Stocking for the Future

 

About six years ago – or so – Sal and I began putting a few extra groceries away every month.  To be honest we weren’t too confident where our country was headed and the West Coast has an impending earthquake hanging over head – or underfoot!

We just thought we would feel better if we had a food reserve is need be.  We began slowly and after about three years of consistently buying a bit extra we had a two-year supply put away.

We are very fortunate that our old 1906 house has a room in the basement which was built as a cold room for food storage – I know not everyone is as fortunate.  But please don’t let that delay your beginning to stockpile a food reserve.

Where to begin: – Let’s start by just making a list of the groceries you buy regularly, the dry goods you use weekly and monthly – flour, rice, beans, pasta; mixes you may use for short cuts in cooking like prepackaged cornbread or a spaghetti or gravy mix.  Take your time and make as complete a list as you can.

Once you have made your list decide how long you want to plan ahead.  Sal and I began with just three months – moved to six and then to two years.  You do not have to do this all at once and room for storage is another gauge for you to keep in mind.

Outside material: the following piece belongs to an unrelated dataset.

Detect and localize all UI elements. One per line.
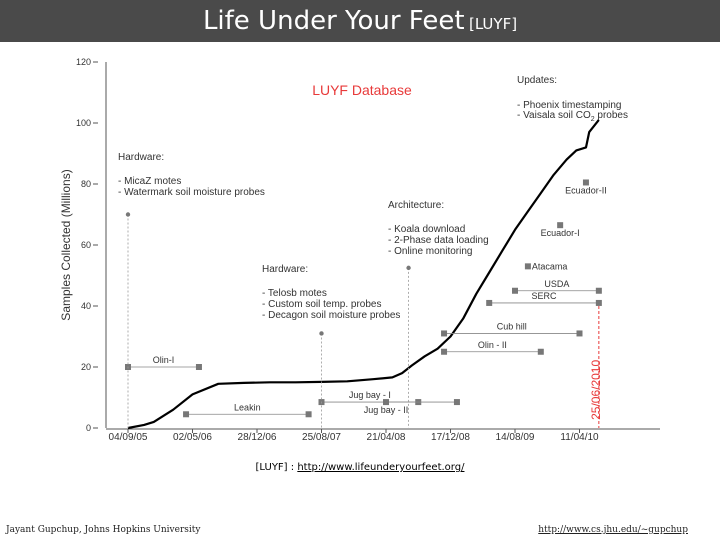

If we just look at three months you can figure out how many cans of green beans or corn or beets you need; how many cans of evaporated milk you will use in three months; what about canned soup or pasta or canned fruit.  You get the concept and beginning is the best step forward.

One error we made when we began was putting some food up in five gallon cans.  This wasn’t very smart – after all there are just two of us. Once you open a five gallon bucket of beans – oh my – that is a lot of beans.  Not to mention the darn bucket weighs a ton! We learned quickly that #10 cans are a much better method of long-term storage for may of the basics we need.  A #10 tin is the size you see in the commercial or perhaps school section of the grocery store – much easier to consume than a five gallon bucket!  More on the #10 tins later.

We’ve all been shopping for a long time but a few hints that helped us.  We like locally canned items and found that our local Bi-Mart carries a brand of canned vegetables that we like – Santiam brand.  They periodically have the cans on sale so we would buy a case of our favorite vegetables.  Twelve cans gives us enough to use two cans a month for six months – see how easy that was – you are already six months stocked!  Watch for specials on the items your family enjoys and buy some extra – perhaps more than you usually would purchase.

If you have a large pantry you are blessed and just need to organize a bit to increase your food retention area.  If you are short on storage consider a hall closet or perhaps having some cased goods under your bed.  You do not want your canned goods to freeze but if your garage is heated or protected you can store items there as well.

One issue which always comes up is “What about the expiration date on the canned goods/”  I have it from a very reliable source that the expiration dates do not mean very much.  Canned goods may, after a time, lose some of their nutritional value.  But is you are stockpiling for six months or a year you do not have to be concerned.  Rotating your stock will eliminate most of that issue anyway  – and you always want to use the older products first.

I have a list of our items which I will post later – I am having difficulty formatting it to fit in the blog!  I have our long-term storage list and then our pantry access list which is where you will want to begin.

Begin today – start making that list of all the items you use in a week – expand it to two.  Most of repeat many of our meals on a regular basis so this is an easy step to begin.  I will be back with a list and additional info in a few days.  I’ll be checking on you to see how your list making is going!

Happy Stocking for the Future – It is a great feeling of security to know you and your family will not go hungry in case of an emergency or an unexpected crisis.